Set in the 1950’s, Porterhouse College only accepts males based on their wealth rather than their exam results. That is until an ex-politician is appointed Master of the University and decides that instead of proving wealth prospective students, both male and female, will need to prove that they can pass the entry examination.
Tom Sharpe captures the struggles between tradition and reform perfectly. It is however a story that has received mixed reviews by those that have studied at the University, and this controversy alone means that many will pick up a copy just to see what it is all about.
#2 The Liar by Stephen Fry
After opening in Salzburg, the narrative returns to Adrian Healey’s public school days before going on to his time at Cambridge. During his time studying at the University, he is challenged by one of his professors to produce something original. After claiming that he has found an original manuscript by Charles Dickens that looks at the child sex trade he creates something that will make him notorious amongst his peers. It is this infamy that sees him later enter into a world of espionage, but is it real or simply make-believe?
#3 Jacob’s Room by Virginia Woolf
We follow Jacob as he navigates life. Wonderfully poetic, this story presents a series of scenes from his childhood through to studying at Cambridge, before exploring his love affairs in London and his travels to Greece before his death during the First World War.
This is a novel that doesn’t really have a conscious, flowing plot but rather explores the way social environments go on to shape the lives of men and women very differently.
It is a novel that challenges the smugness of patriarchy and explores feminism during a time when people would have classed her ideals as radical in nature.
#4 The Great Lover by Jill Dawson
Beginning in Grantchester in 1909, Nell Golighty has just gained employment as a waitress at the Orchard Tea Gardens. The Orchard is also to become the lodgings of poet Rupert Brooke in the hope that being away from his room at Kings College in Cambridge he will be able to complete his work without distraction. Unfortunately, it’s not long until Nell falls for this charming, charismatic man and a romantic entanglement between the two begins.
Based on events in Rupert Brooke’s life, this fictitious narrative retells a story of love and loss while exploring the growth of his talent as a writer.
Based on real events, this is a wonderful work that has been studiously researched. It covers a period of time when Brooke was extremely confused about his sexuality, and incorporates many ideas, opinions and excerpts from Brooke’s letters, during a time when he was trying to escape the internal chaos of his life.
#5 The Versions of Us by Laura Barnett
It’s 1958 and as a man walks down a country lane, a woman who is cycling towards him swerves to avoid a dog. How will this one action affect their future?
At the time of the run in, Jim and Eva are both 19 and studying at Cambridge.
Eva has a boyfriend David, an ambitious actor who is deeply in love with her, but will that love be enough?

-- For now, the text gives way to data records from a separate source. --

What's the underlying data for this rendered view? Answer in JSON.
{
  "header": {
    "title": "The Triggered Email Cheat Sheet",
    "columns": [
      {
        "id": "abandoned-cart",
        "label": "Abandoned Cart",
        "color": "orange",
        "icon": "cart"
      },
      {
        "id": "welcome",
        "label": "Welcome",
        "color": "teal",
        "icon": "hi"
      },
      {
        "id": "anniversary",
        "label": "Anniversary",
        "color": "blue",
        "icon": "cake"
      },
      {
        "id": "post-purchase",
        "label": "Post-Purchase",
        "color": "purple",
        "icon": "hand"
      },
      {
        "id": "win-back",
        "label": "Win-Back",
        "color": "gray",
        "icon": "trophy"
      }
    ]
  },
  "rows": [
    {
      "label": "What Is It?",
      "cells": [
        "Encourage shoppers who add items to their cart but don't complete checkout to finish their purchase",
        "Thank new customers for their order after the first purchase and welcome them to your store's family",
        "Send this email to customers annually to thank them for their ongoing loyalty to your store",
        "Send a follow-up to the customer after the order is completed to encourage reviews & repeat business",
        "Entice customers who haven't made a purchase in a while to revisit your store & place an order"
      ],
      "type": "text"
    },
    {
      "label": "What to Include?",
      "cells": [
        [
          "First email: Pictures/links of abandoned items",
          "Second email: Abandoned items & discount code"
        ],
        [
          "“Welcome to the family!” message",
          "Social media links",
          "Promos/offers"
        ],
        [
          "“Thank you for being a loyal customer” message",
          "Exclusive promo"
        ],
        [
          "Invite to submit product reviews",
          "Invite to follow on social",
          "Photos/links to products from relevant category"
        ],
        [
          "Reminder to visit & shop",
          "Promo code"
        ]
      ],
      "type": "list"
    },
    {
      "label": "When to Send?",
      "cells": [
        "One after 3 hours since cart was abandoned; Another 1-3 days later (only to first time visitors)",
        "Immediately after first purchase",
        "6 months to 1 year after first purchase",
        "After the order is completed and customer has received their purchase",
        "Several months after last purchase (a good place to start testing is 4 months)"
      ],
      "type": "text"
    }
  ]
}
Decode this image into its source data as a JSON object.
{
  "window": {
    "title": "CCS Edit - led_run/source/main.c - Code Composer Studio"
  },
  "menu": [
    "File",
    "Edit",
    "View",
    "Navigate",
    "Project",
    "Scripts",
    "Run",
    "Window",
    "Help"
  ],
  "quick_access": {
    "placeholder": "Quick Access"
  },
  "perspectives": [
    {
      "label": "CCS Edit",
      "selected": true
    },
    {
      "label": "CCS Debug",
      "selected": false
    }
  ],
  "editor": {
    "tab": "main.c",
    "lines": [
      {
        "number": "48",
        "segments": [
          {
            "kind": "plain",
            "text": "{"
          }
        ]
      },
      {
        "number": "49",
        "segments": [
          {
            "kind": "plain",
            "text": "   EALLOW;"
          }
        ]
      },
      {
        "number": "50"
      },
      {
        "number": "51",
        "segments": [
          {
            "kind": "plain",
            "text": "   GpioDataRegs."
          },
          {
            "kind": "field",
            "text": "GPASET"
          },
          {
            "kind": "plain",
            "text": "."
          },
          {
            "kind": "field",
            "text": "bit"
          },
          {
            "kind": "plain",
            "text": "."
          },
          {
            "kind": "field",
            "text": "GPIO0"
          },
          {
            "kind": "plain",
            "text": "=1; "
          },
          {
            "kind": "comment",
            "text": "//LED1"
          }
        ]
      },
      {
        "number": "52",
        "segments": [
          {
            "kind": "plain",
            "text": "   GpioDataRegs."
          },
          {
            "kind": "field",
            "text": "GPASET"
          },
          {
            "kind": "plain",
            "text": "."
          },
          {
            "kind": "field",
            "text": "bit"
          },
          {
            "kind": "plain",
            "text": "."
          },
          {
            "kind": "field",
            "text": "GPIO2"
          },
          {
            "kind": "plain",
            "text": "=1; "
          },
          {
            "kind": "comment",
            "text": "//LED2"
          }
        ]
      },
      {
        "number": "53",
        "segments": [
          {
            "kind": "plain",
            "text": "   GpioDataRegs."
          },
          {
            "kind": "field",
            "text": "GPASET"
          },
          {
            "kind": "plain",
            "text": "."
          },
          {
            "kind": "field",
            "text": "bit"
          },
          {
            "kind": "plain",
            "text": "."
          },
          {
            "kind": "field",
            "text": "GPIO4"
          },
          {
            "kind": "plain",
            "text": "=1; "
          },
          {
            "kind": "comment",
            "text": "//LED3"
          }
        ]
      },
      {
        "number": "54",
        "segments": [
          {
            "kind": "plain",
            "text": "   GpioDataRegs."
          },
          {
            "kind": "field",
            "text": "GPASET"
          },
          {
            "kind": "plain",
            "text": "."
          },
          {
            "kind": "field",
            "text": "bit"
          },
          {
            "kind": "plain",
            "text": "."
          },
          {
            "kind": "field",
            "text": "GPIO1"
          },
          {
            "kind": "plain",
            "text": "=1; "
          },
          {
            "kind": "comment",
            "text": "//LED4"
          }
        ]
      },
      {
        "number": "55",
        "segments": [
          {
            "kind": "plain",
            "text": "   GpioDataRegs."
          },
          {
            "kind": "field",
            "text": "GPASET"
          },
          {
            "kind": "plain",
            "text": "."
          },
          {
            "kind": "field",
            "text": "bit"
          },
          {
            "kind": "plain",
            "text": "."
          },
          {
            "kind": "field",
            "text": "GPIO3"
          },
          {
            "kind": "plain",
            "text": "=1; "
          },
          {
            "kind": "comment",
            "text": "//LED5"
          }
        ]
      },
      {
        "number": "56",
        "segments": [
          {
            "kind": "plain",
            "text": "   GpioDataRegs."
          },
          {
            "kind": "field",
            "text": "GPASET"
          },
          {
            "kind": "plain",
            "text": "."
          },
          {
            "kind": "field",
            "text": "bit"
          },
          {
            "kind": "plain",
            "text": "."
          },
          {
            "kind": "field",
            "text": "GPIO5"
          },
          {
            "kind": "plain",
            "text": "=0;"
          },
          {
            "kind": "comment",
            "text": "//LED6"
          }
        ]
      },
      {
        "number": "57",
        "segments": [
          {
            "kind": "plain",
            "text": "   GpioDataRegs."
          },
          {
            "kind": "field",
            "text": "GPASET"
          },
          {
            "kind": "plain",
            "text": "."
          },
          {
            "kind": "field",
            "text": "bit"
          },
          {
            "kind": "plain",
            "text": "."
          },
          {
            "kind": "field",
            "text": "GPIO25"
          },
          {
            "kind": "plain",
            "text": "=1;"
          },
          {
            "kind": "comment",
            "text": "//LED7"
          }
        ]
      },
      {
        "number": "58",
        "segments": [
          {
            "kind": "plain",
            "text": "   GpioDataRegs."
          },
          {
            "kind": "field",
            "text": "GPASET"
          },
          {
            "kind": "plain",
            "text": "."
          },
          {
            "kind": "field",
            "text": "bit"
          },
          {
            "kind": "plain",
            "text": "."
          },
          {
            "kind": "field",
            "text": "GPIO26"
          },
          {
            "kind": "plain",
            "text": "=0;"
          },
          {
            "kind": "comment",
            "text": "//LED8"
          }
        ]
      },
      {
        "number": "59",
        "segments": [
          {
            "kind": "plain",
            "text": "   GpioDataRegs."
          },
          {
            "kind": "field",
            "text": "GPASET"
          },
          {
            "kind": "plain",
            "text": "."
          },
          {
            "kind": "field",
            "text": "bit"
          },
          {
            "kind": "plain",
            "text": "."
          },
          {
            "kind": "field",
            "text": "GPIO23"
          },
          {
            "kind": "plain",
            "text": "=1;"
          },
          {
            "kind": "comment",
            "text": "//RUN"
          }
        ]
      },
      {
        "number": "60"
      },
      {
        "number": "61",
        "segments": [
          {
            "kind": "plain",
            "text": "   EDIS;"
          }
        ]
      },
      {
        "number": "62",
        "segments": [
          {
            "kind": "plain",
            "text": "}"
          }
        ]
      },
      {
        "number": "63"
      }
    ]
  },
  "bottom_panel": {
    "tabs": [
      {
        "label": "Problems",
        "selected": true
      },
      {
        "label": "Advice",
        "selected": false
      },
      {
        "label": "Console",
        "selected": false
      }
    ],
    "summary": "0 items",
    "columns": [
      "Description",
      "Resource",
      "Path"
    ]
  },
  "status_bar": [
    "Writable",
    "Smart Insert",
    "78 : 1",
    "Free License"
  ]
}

Can one moment change the course of your life completely?
The Versions of Us explores that very idea. With three different possible outcomes the author explores how one small moment in time can have a huge effect on the future. Do we all have a set path to follow or does random chance play its part?
#6 Fall of Angels by Barbara Cleverly
Set in 1923, Detective Inspector John Redfyre joins the Cambridge CID team. Having grown up in the city, his past helps to open doors that have previously remained closed to law enforcement.
When a young female falls to her death after playing in a college Christmas concert, he is called in to investigate.
Unfortunately, more deaths quickly follow and if Redfyre cannot solve the murder, someone he loves may also become a target.
#7 Case Histories by Kate Atkinson
Private investigator Jackson Brodie is called in to help following the mystery of not one, but three supposedly unconnected family crimes that have taken place.
Firstly, a young girl goes missing at night. Secondly, a young office worker falls victim to a seemingly random attack. Thirdly, a new mother feels trapped with a very needy baby to look after, that leads to a rather grisly, bloody escape.
These incidents are spread out over a period of thirty years so the chances of them being connected are slim, but as evidence comes to light, it becomes increasingly difficult for Brodie not to believe that all these events are in some way linked.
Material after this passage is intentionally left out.